Limitations, Future Research, and the Pedorthics School of Thought

These studies have a few important limitations that require serious consideration. The
assessment of pain in each study is based on subjective assessment. Each patient’s pain levels
are extremely individualized. Tsukimura et al. note that their study had “no provision for arch
support in the midfoot of the inserted lateral wedge with shoes, and therefore it was possible that
a flexible low arched foot type would pronate in the midfoot as a result of the lateral wedging
as opposed to translating the effect of the wedge to the knee” (Tuda & Tsukimura, 2008). An
important consideration of all the presented studies is that “it cannot be inferred that lateral
wedging alters the natural progression of gross arthritic changes in the knee” (Rubin & Menz,
2005). An understanding needs to be ascertained that these studies are implying a link between
lateral wedging and reducing medial knee compartment joint space; these results are not applying
a direct causation. Furthermore, the highlighted studies were only six and twelve weeks in
duration. Whether pain reduction would continue on past the length of these studies remains
unknown. Current conservative treatment needs to be geared towards the OA patients with more
advanced cases of the disease, and other biomechanical changes need to be further investigated.

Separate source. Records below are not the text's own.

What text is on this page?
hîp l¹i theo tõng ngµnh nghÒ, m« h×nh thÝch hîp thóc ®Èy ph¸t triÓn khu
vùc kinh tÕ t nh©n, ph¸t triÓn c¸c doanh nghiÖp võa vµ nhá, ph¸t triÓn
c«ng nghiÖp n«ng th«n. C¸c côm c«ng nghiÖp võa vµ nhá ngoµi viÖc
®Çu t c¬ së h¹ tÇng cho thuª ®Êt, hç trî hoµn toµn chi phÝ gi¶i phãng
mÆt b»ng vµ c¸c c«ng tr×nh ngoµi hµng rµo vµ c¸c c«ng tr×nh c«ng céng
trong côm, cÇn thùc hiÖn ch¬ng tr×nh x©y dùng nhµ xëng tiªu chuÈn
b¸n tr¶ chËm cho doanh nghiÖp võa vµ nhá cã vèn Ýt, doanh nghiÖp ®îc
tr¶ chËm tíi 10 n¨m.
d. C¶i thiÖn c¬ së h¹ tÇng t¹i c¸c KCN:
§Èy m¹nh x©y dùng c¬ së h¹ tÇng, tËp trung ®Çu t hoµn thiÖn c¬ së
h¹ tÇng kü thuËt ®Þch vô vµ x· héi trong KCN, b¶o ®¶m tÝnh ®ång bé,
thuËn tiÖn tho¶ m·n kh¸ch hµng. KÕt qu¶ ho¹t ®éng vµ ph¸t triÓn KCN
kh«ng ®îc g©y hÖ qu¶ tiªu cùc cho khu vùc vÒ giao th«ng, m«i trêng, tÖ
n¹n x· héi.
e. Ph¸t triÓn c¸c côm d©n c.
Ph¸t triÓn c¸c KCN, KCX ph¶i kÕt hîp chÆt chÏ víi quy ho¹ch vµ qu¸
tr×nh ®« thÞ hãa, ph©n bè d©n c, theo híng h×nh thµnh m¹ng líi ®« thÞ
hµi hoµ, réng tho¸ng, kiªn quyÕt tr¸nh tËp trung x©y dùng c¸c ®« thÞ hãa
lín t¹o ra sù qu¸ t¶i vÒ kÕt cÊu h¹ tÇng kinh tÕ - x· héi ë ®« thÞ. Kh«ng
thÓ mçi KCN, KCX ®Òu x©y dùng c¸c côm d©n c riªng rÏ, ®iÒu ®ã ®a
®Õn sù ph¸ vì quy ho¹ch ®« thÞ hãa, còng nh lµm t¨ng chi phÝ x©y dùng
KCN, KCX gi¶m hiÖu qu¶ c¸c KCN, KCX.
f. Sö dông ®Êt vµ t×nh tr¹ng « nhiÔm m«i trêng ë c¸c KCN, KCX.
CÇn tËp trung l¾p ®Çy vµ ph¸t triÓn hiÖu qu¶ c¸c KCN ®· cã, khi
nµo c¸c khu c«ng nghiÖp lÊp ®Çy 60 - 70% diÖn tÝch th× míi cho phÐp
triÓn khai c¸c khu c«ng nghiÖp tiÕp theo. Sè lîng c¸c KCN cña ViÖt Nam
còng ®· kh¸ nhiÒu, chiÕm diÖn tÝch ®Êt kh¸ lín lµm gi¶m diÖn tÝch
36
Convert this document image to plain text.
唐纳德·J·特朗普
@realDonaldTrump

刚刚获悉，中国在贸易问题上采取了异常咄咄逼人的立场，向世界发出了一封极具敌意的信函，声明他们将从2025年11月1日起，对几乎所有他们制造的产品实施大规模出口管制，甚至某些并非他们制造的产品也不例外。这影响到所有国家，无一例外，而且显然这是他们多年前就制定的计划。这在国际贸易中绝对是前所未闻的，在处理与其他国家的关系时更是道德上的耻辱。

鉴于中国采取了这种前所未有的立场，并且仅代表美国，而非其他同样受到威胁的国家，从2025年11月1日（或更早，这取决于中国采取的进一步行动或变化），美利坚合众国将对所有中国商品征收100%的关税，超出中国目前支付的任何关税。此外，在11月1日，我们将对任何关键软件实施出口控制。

For example, Maley and colleagues studied the gait biomechanics with patient’s wearing laterally
wedged orthoses. These researchers attributed an out-toed gait pattern as the foot positioning
which reduced the knee medial joint load. Additional studies need to support these findings.
From a pedorthics standpoint, “reducing both pain and knee varus torque is particularly appealing
because treatment modalities that may reduce pain do not necessarily reduce varus torque”
(Kerrigan et al, 2002). There is early success here is reducing patients pain when lateral wedging
is incorporated into full length orthoses. The continuation of support towards lateral wedging may
be dictated by its effects on dynamic function in the long term.